I was born in the summer of 1947, after the coldest English winter on record. My
parents, who had grown up in the poorer housing of inner Liverpool, were on the housing
list and, newly married, had moved into what was a new estate on the outskirts of the city
in the late 1930s. The estate – what we would call a subdivision – was built by local
government (the “council”), to which we paid rent for what was in effect social housing.
At 18 I left home to attend university in London. Fees, maintenance (lodging and
food) and books were all paid for by the state. I could not have gone to university
otherwise.
I obtained a BA honours degree in Geography (with subsidiary Economics) from
University College London in 1968. That same year I moved to Canada as a landed
immigrant with my then wife and baby son, taught in a Saskatchewan high school for a
year, then spent six years in graduate studies at the University of British Columbia,
obtaining a PhD in Sociology in 1975 and becoming a Canadian citizen. During those
years of study I also worked for a time with the British Columbia Civil Liberties
Association.
After a one-year position at the University of Toronto (Erindale College) I was
hired at Wilfrid Laurier University as a professor in the Department of Sociology and
Anthropology where I spent the rest of my university career (1976-2016), apart from
visiting appointments at Universität Konstanz, Wolfson College Oxford, Northumbria
University, University of Wales at Bangor, St. Mary’s University, Universidad Autónoma
de Zacatecas and (briefly) the University of Macau, plus sabbatical years spent in Tours,
France and Mexico City.
From 1990 to 2015 I taught courses on the political economy of human rights
focused on US/Canadian state-organized crime on behalf of the empire at home and
overseas.
I am now a retired professor of sociology who specialized in ethnomethodology,
sociology of crime and the political economy of human rights.

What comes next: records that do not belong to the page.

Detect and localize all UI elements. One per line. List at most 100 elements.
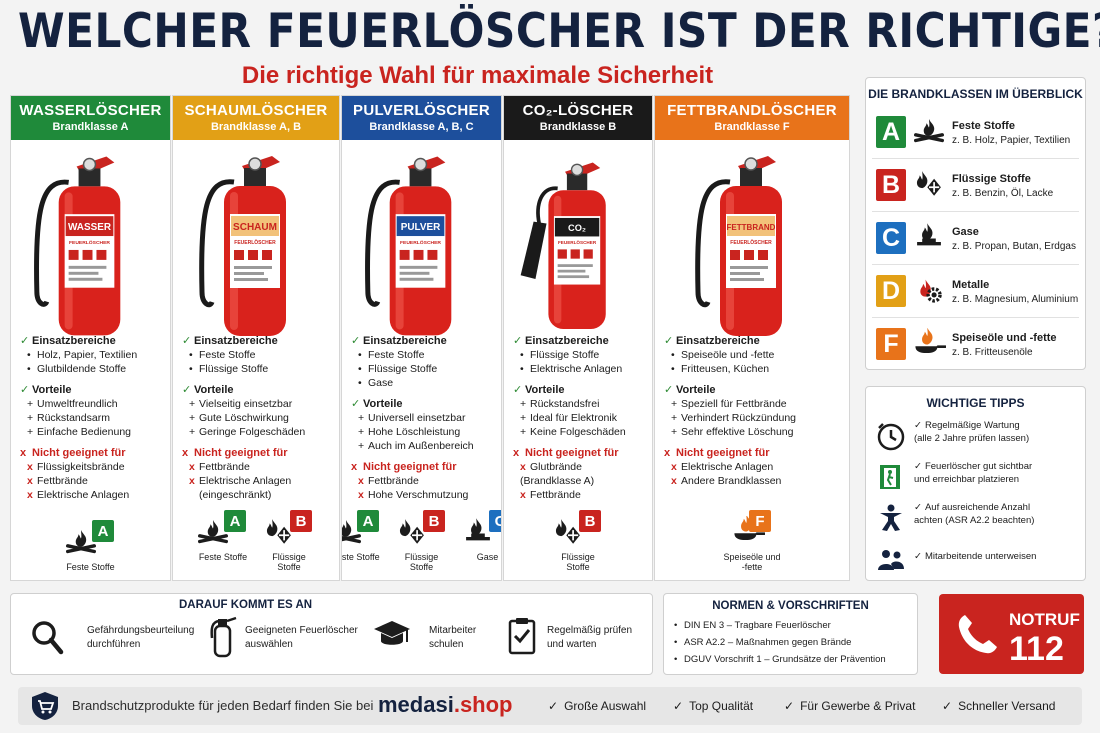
card-body: ✓ Einsatzbereiche • Flüssige Stoffe • Elektr… bbox=[513, 334, 646, 502]
vorteile-item: + Ideal für Elektronik bbox=[520, 412, 617, 424]
card-header: SCHAUMLÖSCHER Brandklasse A, B bbox=[173, 96, 339, 140]
normen-item-2: • ASR A2.2 – Maßnahmen gegen Brände bbox=[674, 637, 852, 648]
vorteile-heading: ✓ Vorteile bbox=[182, 384, 234, 396]
brandklasse-row-c: C Gase z. B. Propan, Butan, Erdgas bbox=[872, 212, 1079, 265]
nicht-item: x Glutbrände (Brandklasse A) bbox=[520, 461, 595, 487]
tipp-line1: Auf ausreichende Anzahl bbox=[924, 502, 1031, 513]
vorteile-item: + Auch im Außenbereich bbox=[358, 440, 474, 452]
svg-text:FEUERLÖSCHER: FEUERLÖSCHER bbox=[234, 239, 276, 246]
card-pulver: PULVERLÖSCHER Brandklasse A, B, C PULVER… bbox=[341, 95, 502, 581]
svg-text:WASSER: WASSER bbox=[68, 222, 111, 233]
svg-text:B: B bbox=[296, 513, 307, 530]
clipboard-check-icon bbox=[508, 618, 536, 655]
vorteile-item: + Umweltfreundlich bbox=[27, 398, 118, 410]
darauf-text-2b: auswählen bbox=[245, 639, 293, 650]
nicht-item: (eingeschränkt) bbox=[199, 489, 272, 501]
card-co2: CO₂-LÖSCHER Brandklasse B CO₂ FEUERLÖSCH… bbox=[503, 95, 653, 581]
darauf-title: DARAUF KOMMT ES AN bbox=[179, 599, 313, 611]
einsatz-heading: ✓ Einsatzbereiche bbox=[664, 335, 760, 347]
einsatz-item: • Feste Stoffe bbox=[189, 349, 256, 361]
tipp-line1: Feuerlöscher gut sichtbar bbox=[924, 461, 1033, 472]
tipp-line1: Mitarbeitende unterweisen bbox=[924, 551, 1037, 562]
darauf-text-3a: Mitarbeiter bbox=[429, 625, 477, 636]
vorteile-item: + Sehr effektive Löschung bbox=[671, 426, 794, 438]
tipp-item: ✓ Mitarbeitende unterweisen bbox=[874, 538, 1079, 582]
fire-liquid-icon bbox=[262, 518, 296, 548]
extinguisher-illustration: SCHAUM FEUERLÖSCHER bbox=[173, 142, 339, 427]
tipp-line2: und erreichbar platzieren bbox=[914, 474, 1020, 485]
card-footer: A Feste Stoffe bbox=[11, 520, 170, 572]
brandklasse-label: Flüssige Stoffe bbox=[404, 552, 439, 572]
card-wasser: WASSERLÖSCHER Brandklasse A WASSER FEUER… bbox=[10, 95, 171, 581]
svg-text:B: B bbox=[428, 513, 439, 530]
vorteile-item: + Verhindert Rückzündung bbox=[671, 412, 796, 424]
brandklasse-letter: F bbox=[749, 510, 771, 536]
brandklasse-letter: A bbox=[876, 116, 906, 148]
brandklasse-label: Feste Stoffe bbox=[341, 552, 380, 562]
svg-text:A: A bbox=[230, 513, 241, 530]
brandklasse-letter: C bbox=[876, 222, 906, 254]
extinguisher-icon bbox=[210, 616, 237, 658]
vorteile-item: + Geringe Folgeschäden bbox=[189, 426, 306, 438]
darauf-text-1b: durchführen bbox=[87, 639, 141, 650]
einsatz-item: • Elektrische Anlagen bbox=[520, 363, 623, 375]
einsatz-heading: ✓ Einsatzbereiche bbox=[351, 335, 447, 347]
brandklasse-a-badge: A Feste Stoffe bbox=[62, 520, 120, 572]
einsatz-heading: ✓ Einsatzbereiche bbox=[182, 335, 278, 347]
magnifier-icon bbox=[32, 621, 64, 655]
footer-text: Brandschutzprodukte für jeden Bedarf fin… bbox=[72, 698, 374, 713]
brandklasse-letter: D bbox=[876, 275, 906, 307]
card-footer: A Feste Stoffe B Flüssige Stoffe C Gase bbox=[342, 510, 501, 572]
brandklasse-letter: A bbox=[224, 510, 246, 536]
brandklasse-letter: B bbox=[422, 510, 445, 536]
brandklasse-b-badge: B Flüssige Stoffe bbox=[260, 510, 318, 572]
nicht-item: x Hohe Verschmutzung bbox=[358, 489, 469, 501]
nicht-geeignet-heading: x Nicht geeignet für bbox=[20, 447, 126, 459]
extinguisher-illustration: WASSER FEUERLÖSCHER bbox=[11, 142, 170, 427]
notruf-number: 112 bbox=[1009, 630, 1064, 668]
brandklasse-a-badge: A Feste Stoffe bbox=[194, 510, 252, 572]
nicht-geeignet-heading: x Nicht geeignet für bbox=[513, 447, 619, 459]
darauf-item-analysis: Gefährdungsbeurteilung durchführen bbox=[29, 618, 209, 668]
card-schaum: SCHAUMLÖSCHER Brandklasse A, B SCHAUM FE… bbox=[172, 95, 340, 581]
extinguisher-illustration: CO₂ FEUERLÖSCHER bbox=[504, 142, 652, 427]
brandklasse-letter: B bbox=[290, 510, 312, 536]
footer-brand[interactable]: medasi.shop bbox=[378, 692, 513, 717]
tipp-item: ✓ Feuerlöscher gut sichtbar und erreichba… bbox=[874, 456, 1079, 500]
einsatz-item: • Flüssige Stoffe bbox=[358, 363, 438, 375]
svg-text:FETTBRAND: FETTBRAND bbox=[727, 223, 776, 232]
svg-text:F: F bbox=[755, 513, 764, 530]
exit-door-icon bbox=[876, 462, 906, 497]
vorteile-heading: ✓ Vorteile bbox=[20, 384, 72, 396]
fire-liquid-icon bbox=[395, 518, 429, 548]
shopping-cart-icon bbox=[32, 692, 58, 720]
vorteile-item: + Speziell für Fettbrände bbox=[671, 398, 787, 410]
card-subtitle: Brandklasse A, B bbox=[210, 121, 302, 133]
brandklasse-b-badge: B Flüssige Stoffe bbox=[393, 510, 451, 572]
fire-pan-icon bbox=[731, 516, 765, 546]
brandklasse-label: Flüssige Stoffe bbox=[272, 552, 306, 572]
normen-item-1: • DIN EN 3 – Tragbare Feuerlöscher bbox=[674, 620, 831, 631]
nicht-item: x Elektrische Anlagen bbox=[27, 489, 130, 501]
svg-text:A: A bbox=[362, 513, 373, 530]
extinguisher-illustration: FETTBRAND FEUERLÖSCHER bbox=[655, 142, 849, 427]
brandklasse-example: z. B. Fritteusenöle bbox=[952, 347, 1033, 358]
einsatz-heading: ✓ Einsatzbereiche bbox=[513, 335, 609, 347]
brandklasse-label: Gase bbox=[476, 552, 499, 562]
brandklasse-letter: B bbox=[579, 510, 601, 536]
brandklasse-row-d: D Metalle z. B. Magnesium, Aluminium bbox=[872, 265, 1079, 318]
card-body: ✓ Einsatzbereiche • Speiseöle und -fette • F… bbox=[664, 334, 843, 488]
vorteile-item: + Keine Folgeschäden bbox=[520, 426, 626, 438]
normen-item-3: • DGUV Vorschrift 1 – Grundsätze der Präv… bbox=[674, 654, 886, 665]
notruf-box: NOTRUF 112 bbox=[939, 594, 1084, 674]
einsatz-item: • Speiseöle und -fette bbox=[671, 349, 775, 361]
page-title: WELCHER FEUERLÖSCHER IST DER RICHTIGE? bbox=[18, 4, 1100, 59]
brandklasse-letter: F bbox=[876, 328, 906, 360]
tipps-panel: WICHTIGE TIPPS ✓ Regelmäßige Wartung (all… bbox=[865, 386, 1086, 581]
vorteile-item: + Universell einsetzbar bbox=[358, 412, 466, 424]
card-subtitle: Brandklasse A, B, C bbox=[369, 121, 474, 133]
fire-pan-icon bbox=[912, 327, 947, 361]
fire-wood-icon bbox=[196, 518, 230, 548]
brandklasse-example: z. B. Magnesium, Aluminium bbox=[952, 294, 1079, 305]
card-header: FETTBRANDLÖSCHER Brandklasse F bbox=[655, 96, 849, 140]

I am the author, co-author or co-editor of 7 books (plus Italian translations and a
second edition of one of them), 19 book chapters (including one in French), 22 journal
articles (including a Japanese translation) and sundry articles in magazines and the press.
I was awarded a Humboldt Research Fellowship (in Konstanz) in 1980-81. My
book with Stephen Hester, The Montreal Massacre (WLU Press, 2003) was short-listed
for the Innis Prize for Best English-Language Book in the Social Sciences for 2004.
My second wife and I live happily in Kitchener, Ontario where she is a downtown
city councillor and I write and participate actively in local development issues while also
joining protests, writing letters and signing petitions!